Sheshanyankena Charamena

Meaning: "The remainders by the last digit".

Primary Application: Converting Fractions to Recurring Decimals

This sutra provides a method for converting fractions, especially those whose denominators end in 9 (or can be made to end in 9 by multiplying numerator and denominator by a suitable factor), into their exact recurring decimal representations.

How it works (e.g., for 1/19):

1. The "Last Digit" (Charamena): The denominator is 19. The last digit is 9.
2. The Multiplier: The sutra implies working with a multiplier derived from the denominator. For denominators ending in 9, like D9 (e.g., 19, 29, 39), the "Ekadhika" of the part before 9 (i.e., D+1) is often used as a key multiplier or related to the process. For 19, the part before 9 is 1. Ekadhika of 1 is 1+1=2. This '2' will be our multiplier.
3. Process:
   a. Start with the numerator as the first (rightmost) digit of the recurring part of the decimal (or as the first remainder if setting up for division). For 1/19, start with 1.
   b.
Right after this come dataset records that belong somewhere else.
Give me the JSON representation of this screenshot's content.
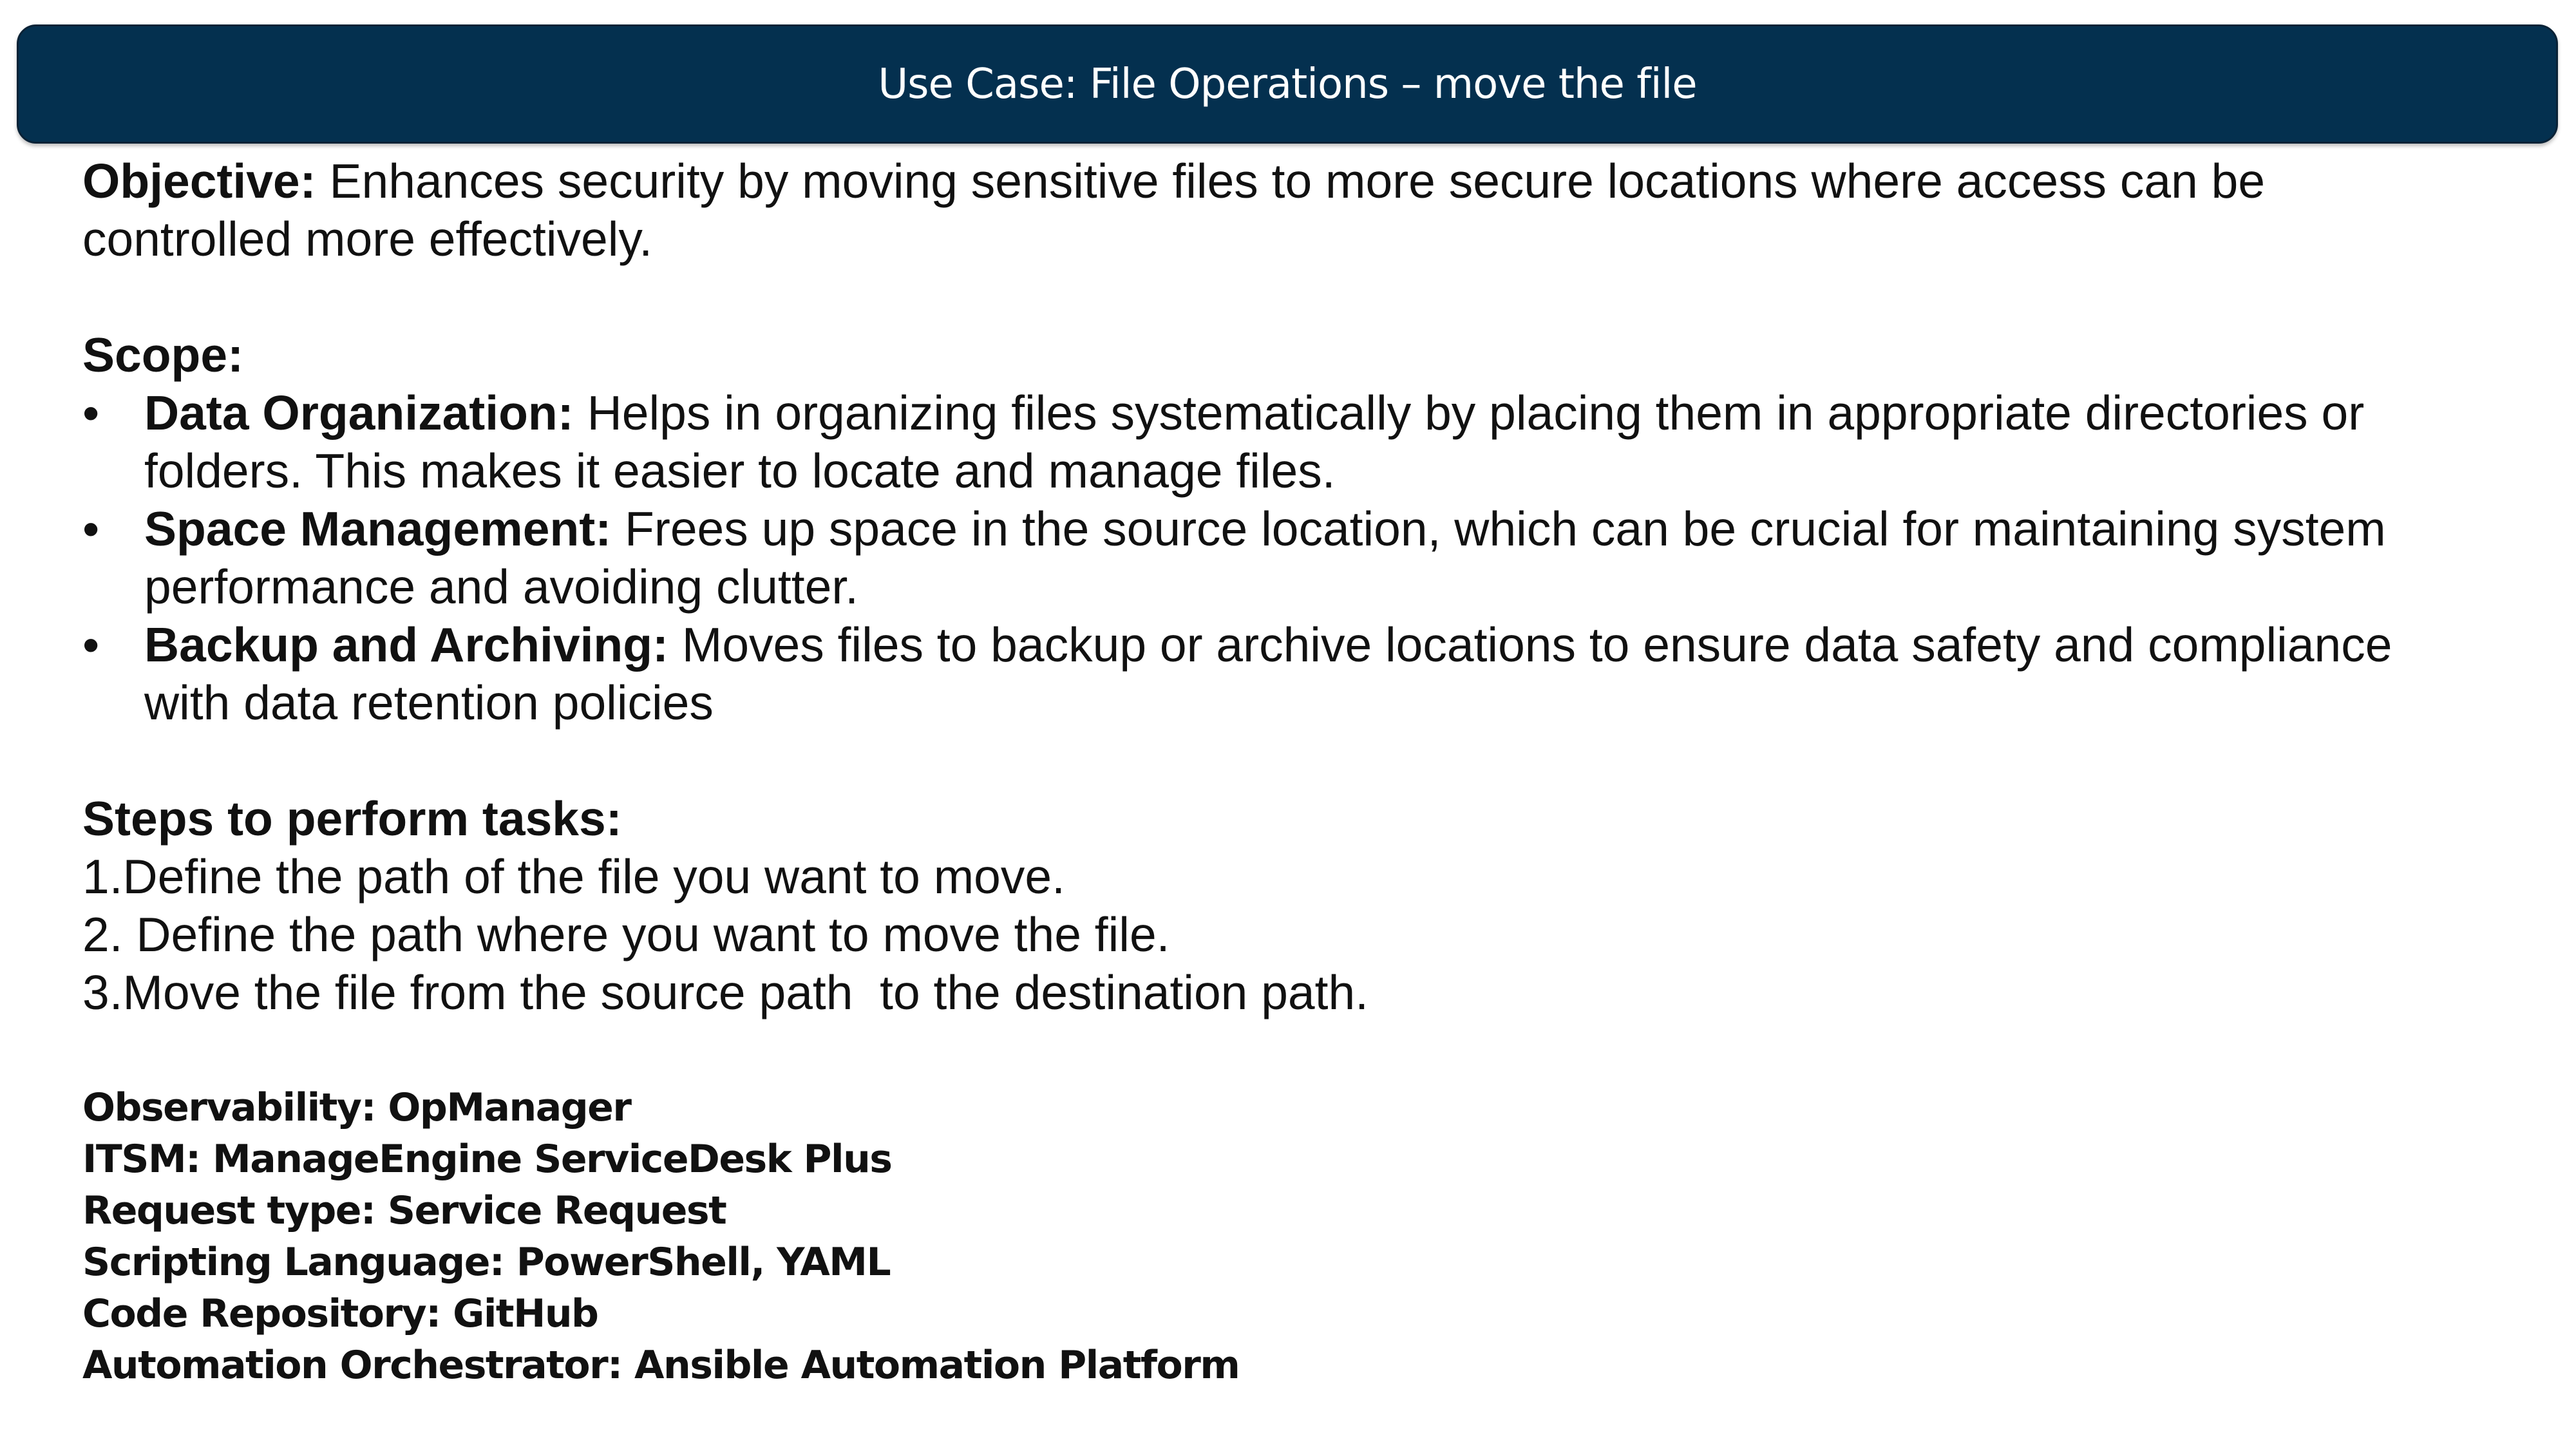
{
  "header": {
    "title": "Use Case: File Operations – move the file",
    "bg_color": "#04304f"
  },
  "objective": {
    "label": "Objective:",
    "text": " Enhances security by moving sensitive files to more secure locations where access can be controlled more effectively."
  },
  "scope": {
    "heading": "Scope:",
    "items": [
      {
        "bullet": "•",
        "label": "Data Organization:",
        "text": " Helps in organizing files systematically by placing them in appropriate directories or folders. This makes it easier to locate and manage files."
      },
      {
        "bullet": "•",
        "label": "Space Management:",
        "text": " Frees up space in the source location, which can be crucial for maintaining system performance and avoiding clutter."
      },
      {
        "bullet": "•",
        "label": "Backup and Archiving:",
        "text": " Moves files to backup or archive locations to ensure data safety and compliance with data retention policies"
      }
    ]
  },
  "steps": {
    "heading": "Steps to perform tasks:",
    "items": [
      "1.Define the path of the file you want to move.",
      "2. Define the path where you want to move the file.",
      "3.Move the file from the source path  to the destination path."
    ]
  },
  "meta": [
    "Observability: OpManager",
    "ITSM: ManageEngine ServiceDesk Plus",
    "Request type: Service Request",
    "Scripting Language: PowerShell, YAML",
    "Code Repository: GitHub",
    "Automation Orchestrator: Ansible Automation Platform"
  ]
}
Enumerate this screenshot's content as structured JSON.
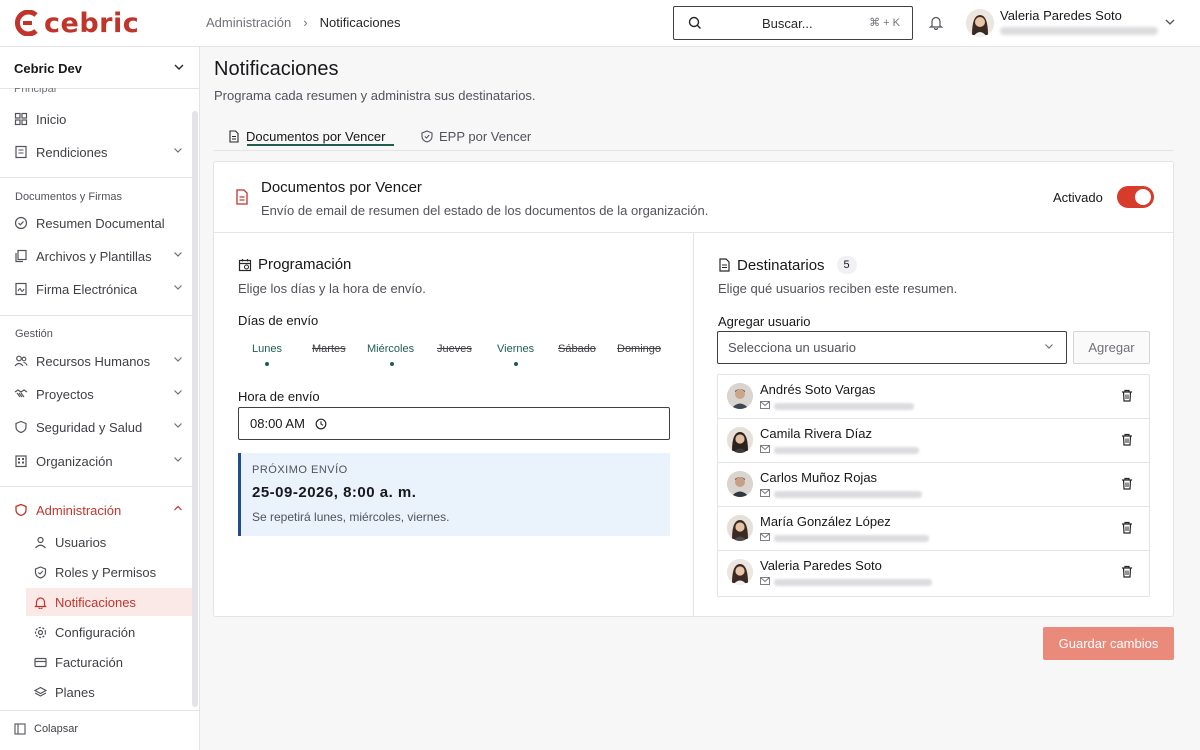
{
  "brand": {
    "name": "cebric",
    "color": "#c0352b"
  },
  "breadcrumb": {
    "parent": "Administración",
    "separator": "›",
    "current": "Notificaciones"
  },
  "search": {
    "placeholder": "Buscar...",
    "shortcut": "⌘ + K"
  },
  "user": {
    "name": "Valeria Paredes Soto"
  },
  "sidebar": {
    "org": "Cebric Dev",
    "partial_section": "Principal",
    "principal": [
      {
        "label": "Inicio",
        "icon": "grid-icon",
        "has_children": false
      },
      {
        "label": "Rendiciones",
        "icon": "receipt-icon",
        "has_children": true
      }
    ],
    "docs_title": "Documentos y Firmas",
    "docs": [
      {
        "label": "Resumen Documental",
        "icon": "check-circle-icon",
        "has_children": false
      },
      {
        "label": "Archivos y Plantillas",
        "icon": "copy-icon",
        "has_children": true
      },
      {
        "label": "Firma Electrónica",
        "icon": "signature-icon",
        "has_children": true
      }
    ],
    "gestion_title": "Gestión",
    "gestion": [
      {
        "label": "Recursos Humanos",
        "icon": "users-icon",
        "has_children": true
      },
      {
        "label": "Proyectos",
        "icon": "handshake-icon",
        "has_children": true
      },
      {
        "label": "Seguridad y Salud",
        "icon": "shield-icon",
        "has_children": true
      },
      {
        "label": "Organización",
        "icon": "building-icon",
        "has_children": true
      }
    ],
    "admin": {
      "label": "Administración",
      "icon": "shield-icon"
    },
    "admin_items": [
      {
        "label": "Usuarios",
        "icon": "user-icon",
        "active": false
      },
      {
        "label": "Roles y Permisos",
        "icon": "shield-check-icon",
        "active": false
      },
      {
        "label": "Notificaciones",
        "icon": "bell-icon",
        "active": true
      },
      {
        "label": "Configuración",
        "icon": "gear-icon",
        "active": false
      },
      {
        "label": "Facturación",
        "icon": "card-icon",
        "active": false
      },
      {
        "label": "Planes",
        "icon": "layers-icon",
        "active": false
      }
    ],
    "collapse": "Colapsar"
  },
  "page": {
    "title": "Notificaciones",
    "subtitle": "Programa cada resumen y administra sus destinatarios."
  },
  "tabs": [
    {
      "label": "Documentos por Vencer",
      "icon": "document-icon",
      "active": true
    },
    {
      "label": "EPP por Vencer",
      "icon": "shield-check-icon",
      "active": false
    }
  ],
  "card": {
    "title": "Documentos por Vencer",
    "description": "Envío de email de resumen del estado de los documentos de la organización.",
    "toggle_label": "Activado",
    "enabled": true,
    "accent": "#d63b2b"
  },
  "schedule": {
    "title": "Programación",
    "description": "Elige los días y la hora de envío.",
    "days_label": "Días de envío",
    "days": [
      {
        "label": "Lunes",
        "active": true
      },
      {
        "label": "Martes",
        "active": false
      },
      {
        "label": "Miércoles",
        "active": true
      },
      {
        "label": "Jueves",
        "active": false
      },
      {
        "label": "Viernes",
        "active": true
      },
      {
        "label": "Sábado",
        "active": false
      },
      {
        "label": "Domingo",
        "active": false
      }
    ],
    "time_label": "Hora de envío",
    "time_value": "08:00 AM",
    "next_label": "PRÓXIMO ENVÍO",
    "next_date": "25-09-2026, 8:00 a. m.",
    "repeat_note": "Se repetirá lunes, miércoles, viernes."
  },
  "recipients": {
    "title": "Destinatarios",
    "count": "5",
    "description": "Elige qué usuarios reciben este resumen.",
    "add_label": "Agregar usuario",
    "select_placeholder": "Selecciona un usuario",
    "add_button": "Agregar",
    "items": [
      {
        "name": "Andrés Soto Vargas",
        "gender": "m"
      },
      {
        "name": "Camila Rivera Díaz",
        "gender": "f"
      },
      {
        "name": "Carlos Muñoz Rojas",
        "gender": "m"
      },
      {
        "name": "María González López",
        "gender": "f"
      },
      {
        "name": "Valeria Paredes Soto",
        "gender": "f"
      }
    ]
  },
  "footer": {
    "save": "Guardar cambios"
  },
  "colors": {
    "primary_green": "#1f5e4f",
    "save_button": "#ea8a7a",
    "info_bg": "#eaf2fb"
  }
}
Multiply this digit by our multiplier (2): 1 x 2 = 2. This '2' is the next digit to the left in our decimal sequence.
   c. Take this new digit (2), multiply by 2: 2 x 2 = 4. '4' is the next digit.
   d. Take 4, multiply by 2: 4 x 2 = 8. '8' is the next digit.
   e. Take 8, multiply by 2: 8 x 2 = 16. Write down 6, carry over 1.
   f. Take 6, multiply by 2 = 12. Add carry-over 1: 12+1 = 13. Write down 3, carry 1.
   g. Take 3, multiply by 2 = 6. Add carry-over 1: 6+1 = 7. '7' is next.
   h. Continue this process: (7x2=14 -> 4 carry 1), (4x2+1=9 -> 9), (9x2=18 -> 8 carry 1), (8x2+1=17 -> 7 carry 1), (7x2+1=15 -> 5 carry 1), (5x2+1=11 -> 1 carry 1), (1x2+1=3 -> 3), (3x2=6 -> 6), (6x2=12 -> 2 carry 1), (2x2+1=5 -> 5), (5x2=10 -> 0 carry 1), (0x2+1=1 -> 1).
4. Result: The sequence of digits obtained, read from right to left as generated, then reversed for the decimal, is 052631578947368421. The process stops when the starting digit (1) reappears as the result of a step (after considering carries and the full cycle). Since we started with 1/19, the decimal is 0.052631578947368421 (the bar indicates recurring part).

Note: The "remainders by the last digit" part refers to how each step effectively processes a remainder using the last digit (or a related multiplier) to find the next digit of the decimal. The Ekadhika of the digit(s) preceding the 9 in the denominator plays a crucial role as the effective multiplier in this specific application.